Elliott Armen : « J’avais l’occasion d’être hyper spontané »

A l’occasion de la sortie de son EP Disturbance, quelques mois seulement après son 2e album Turbulence, on a eu le plaisir de discuter avec Elliott Armen. Au menu : process de création, magie du live, intuitions, futurs projets. On vous dit tout !

Crédit : Liam Chapman

La Face B : Comment ça va depuis la dernière fois ? (ndlr : on s’était croisé à l’occasion de son concert à Fresnes dans le cadre du Festi’Val-de-Marne)

Elliott Armen : Ça va très bien écoute ! Quelques concerts depuis. J’ai joué à Oignies, c’était très cool. Et j’ai joué aussi avec Claire Days, on a fait un co-plateau à Blois. On jouait au Chato’do. C’est leurs 30 ans, du coup ils ont donné carte blanche à plusieurs artistes et notamment Claire Days qui m’a invité à jouer.

La Face B : Vous faites pas mal de de collabs avec Claire Days !

Elliott Armen : Ouais, je l’ai invitée sur mon album, après on a fait 2 vidéos. Il y en a une qui est sortie là et une autre qui est sortie il y a un an. Et après je l’ai invitée pour ma release party. Et là elle m’a invité à Blois, donc on ouais on se fait des petits trucs de temps en temps !

La Face B : Je voulais te parler de Disturbance, notamment du titre. Pourquoi avoir choisi ce titre-là ? On sent que c’est construit un peu en miroir avec Turbulence, mais en même temps un petit effet loupe, une prolongation. J’ai eu la sensation que c’était un petit peu chaud, plus apaisé. Est-ce que tu peux en parler un peu ?

« Les morceaux évoluent et même ton rapport aux morceaux va évoluer au fur et à mesure »

Elliott Armen : Oui carrément. Je suis assez d’accord. C’est le reflet de Turbulence. En fait, j’aimais bien ce que ça commençait à donner en live. Bon après c’est pas vraiment ce que c’est en live car il y a Liam Chapman en plus (ndlr : le batteur). Et même sur un morceau on est 4, il y a Cal, l’assistant du studio qui est venu jouer de la basse sur Strangers. Mais c’est un truc que j’adore avec les sessions live. Les morceaux évoluent et même ton rapport aux morceaux va évoluer au fur et à mesure. Et comme tu dis, il y a un rapport plus calme à des émotions qui étaient peut-être mises en musique de manière plus brute pendant l’enregistrement de Turbulence.

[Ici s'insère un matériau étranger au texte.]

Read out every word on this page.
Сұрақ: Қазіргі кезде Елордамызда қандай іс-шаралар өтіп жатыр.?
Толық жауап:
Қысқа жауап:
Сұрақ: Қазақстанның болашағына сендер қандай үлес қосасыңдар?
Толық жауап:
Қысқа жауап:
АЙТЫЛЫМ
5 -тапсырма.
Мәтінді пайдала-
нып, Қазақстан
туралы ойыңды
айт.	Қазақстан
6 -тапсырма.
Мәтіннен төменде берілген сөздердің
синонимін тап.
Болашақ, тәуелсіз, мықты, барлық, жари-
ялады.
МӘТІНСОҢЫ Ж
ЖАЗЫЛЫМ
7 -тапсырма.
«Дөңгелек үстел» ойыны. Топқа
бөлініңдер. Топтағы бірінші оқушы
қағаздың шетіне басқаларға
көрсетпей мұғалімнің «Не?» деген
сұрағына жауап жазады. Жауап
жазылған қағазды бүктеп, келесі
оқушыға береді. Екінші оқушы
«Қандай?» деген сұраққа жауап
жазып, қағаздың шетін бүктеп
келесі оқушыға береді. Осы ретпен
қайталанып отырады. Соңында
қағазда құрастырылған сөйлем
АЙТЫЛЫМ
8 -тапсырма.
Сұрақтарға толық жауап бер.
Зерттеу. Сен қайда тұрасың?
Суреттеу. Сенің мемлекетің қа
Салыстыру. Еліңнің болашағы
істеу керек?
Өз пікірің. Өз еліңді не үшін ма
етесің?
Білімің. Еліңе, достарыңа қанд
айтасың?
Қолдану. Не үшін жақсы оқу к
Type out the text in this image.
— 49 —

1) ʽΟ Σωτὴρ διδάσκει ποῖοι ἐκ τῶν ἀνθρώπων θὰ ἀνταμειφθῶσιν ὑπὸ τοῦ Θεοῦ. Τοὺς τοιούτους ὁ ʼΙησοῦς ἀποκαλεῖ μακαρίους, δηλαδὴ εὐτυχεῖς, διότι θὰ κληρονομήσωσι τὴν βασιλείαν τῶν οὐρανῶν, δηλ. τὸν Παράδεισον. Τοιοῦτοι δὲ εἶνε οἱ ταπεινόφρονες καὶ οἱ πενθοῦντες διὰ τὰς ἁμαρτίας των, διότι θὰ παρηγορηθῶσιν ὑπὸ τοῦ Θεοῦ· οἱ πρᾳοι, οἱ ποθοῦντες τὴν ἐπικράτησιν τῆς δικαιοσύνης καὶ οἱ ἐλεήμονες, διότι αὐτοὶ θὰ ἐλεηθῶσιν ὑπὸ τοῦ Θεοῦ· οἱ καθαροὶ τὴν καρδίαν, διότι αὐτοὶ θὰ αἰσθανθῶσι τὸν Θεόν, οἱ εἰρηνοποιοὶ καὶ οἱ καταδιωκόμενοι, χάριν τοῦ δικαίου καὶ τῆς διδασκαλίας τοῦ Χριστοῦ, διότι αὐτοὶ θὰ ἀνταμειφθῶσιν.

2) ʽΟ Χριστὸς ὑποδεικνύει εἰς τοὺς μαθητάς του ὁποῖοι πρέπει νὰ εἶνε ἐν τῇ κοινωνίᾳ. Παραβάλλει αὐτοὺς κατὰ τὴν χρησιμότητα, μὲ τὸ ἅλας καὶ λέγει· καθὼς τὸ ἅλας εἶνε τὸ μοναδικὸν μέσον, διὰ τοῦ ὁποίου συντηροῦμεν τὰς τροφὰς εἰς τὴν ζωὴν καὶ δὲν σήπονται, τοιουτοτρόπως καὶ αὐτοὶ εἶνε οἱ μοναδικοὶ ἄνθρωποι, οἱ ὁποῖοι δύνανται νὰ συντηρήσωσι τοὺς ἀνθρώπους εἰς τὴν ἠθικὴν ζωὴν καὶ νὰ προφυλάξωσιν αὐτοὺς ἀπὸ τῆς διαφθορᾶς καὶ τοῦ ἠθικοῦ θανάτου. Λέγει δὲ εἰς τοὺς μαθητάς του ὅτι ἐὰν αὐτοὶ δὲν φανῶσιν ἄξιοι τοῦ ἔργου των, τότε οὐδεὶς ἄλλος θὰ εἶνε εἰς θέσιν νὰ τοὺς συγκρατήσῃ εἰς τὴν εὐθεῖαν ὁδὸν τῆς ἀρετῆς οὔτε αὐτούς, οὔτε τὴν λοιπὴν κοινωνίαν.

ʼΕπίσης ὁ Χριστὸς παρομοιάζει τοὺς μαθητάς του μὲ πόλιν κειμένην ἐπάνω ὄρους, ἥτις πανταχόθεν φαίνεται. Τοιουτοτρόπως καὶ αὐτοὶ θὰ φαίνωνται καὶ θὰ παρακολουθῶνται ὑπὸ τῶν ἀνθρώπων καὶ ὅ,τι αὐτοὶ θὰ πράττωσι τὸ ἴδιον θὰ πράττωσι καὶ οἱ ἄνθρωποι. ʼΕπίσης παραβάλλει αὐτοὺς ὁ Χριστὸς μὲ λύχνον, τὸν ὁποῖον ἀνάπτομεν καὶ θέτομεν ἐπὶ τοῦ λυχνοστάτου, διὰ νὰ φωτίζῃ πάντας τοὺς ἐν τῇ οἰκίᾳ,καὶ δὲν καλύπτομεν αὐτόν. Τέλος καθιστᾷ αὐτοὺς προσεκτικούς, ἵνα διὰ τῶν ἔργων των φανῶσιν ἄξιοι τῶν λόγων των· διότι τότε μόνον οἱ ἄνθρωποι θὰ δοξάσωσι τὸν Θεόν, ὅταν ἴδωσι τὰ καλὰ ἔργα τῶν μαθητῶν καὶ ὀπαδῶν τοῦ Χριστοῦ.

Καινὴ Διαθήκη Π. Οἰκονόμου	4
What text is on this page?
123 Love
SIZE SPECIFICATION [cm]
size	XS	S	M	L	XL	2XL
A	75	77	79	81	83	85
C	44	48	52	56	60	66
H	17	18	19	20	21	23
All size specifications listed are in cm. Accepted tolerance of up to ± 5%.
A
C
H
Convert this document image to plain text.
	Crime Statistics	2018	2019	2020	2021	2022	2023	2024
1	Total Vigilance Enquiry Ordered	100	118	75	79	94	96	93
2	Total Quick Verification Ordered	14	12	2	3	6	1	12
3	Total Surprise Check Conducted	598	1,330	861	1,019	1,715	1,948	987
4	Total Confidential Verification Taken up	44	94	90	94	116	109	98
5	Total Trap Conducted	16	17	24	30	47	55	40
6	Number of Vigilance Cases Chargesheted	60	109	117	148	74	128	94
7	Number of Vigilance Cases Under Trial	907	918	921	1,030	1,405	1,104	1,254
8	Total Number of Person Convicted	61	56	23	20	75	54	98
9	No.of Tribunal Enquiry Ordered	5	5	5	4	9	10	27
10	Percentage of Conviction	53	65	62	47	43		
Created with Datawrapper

Je suis fan de Tiny desk par exemple. A chaque fois, je sais pas ce qui se passe avec Tiny desk, mais je trouve que les artistes justement ils viennent avec des propositions vraiment géniales, ça change vachement la version album et tu vois que le rapport au morceau il a vachement changé. Et du coup là c’était le cas, je voulais vraiment réenregistrer Turbulence, Strangers, Couldn’t catch your hand et Red deer, laisser la liberté de le faire vraiment différemment, même dans le choix des instruments. Comme Turbulence où au final, il y avait ce vieil harmonium que j’avais utilisé sur The old house (ndlr : dans le précédent album Turbulence) au studio. Et là je l’ai revu, ils avaient réparé un des deux soufflets. Et j’étais genre trop cool, je sais pas quel morceau faire avec. On a pensé à Turbulence pour le faire, j’ai commencé à essayer de trouver un arrangement. On est partis de là et c’était carrément de l’improvisation.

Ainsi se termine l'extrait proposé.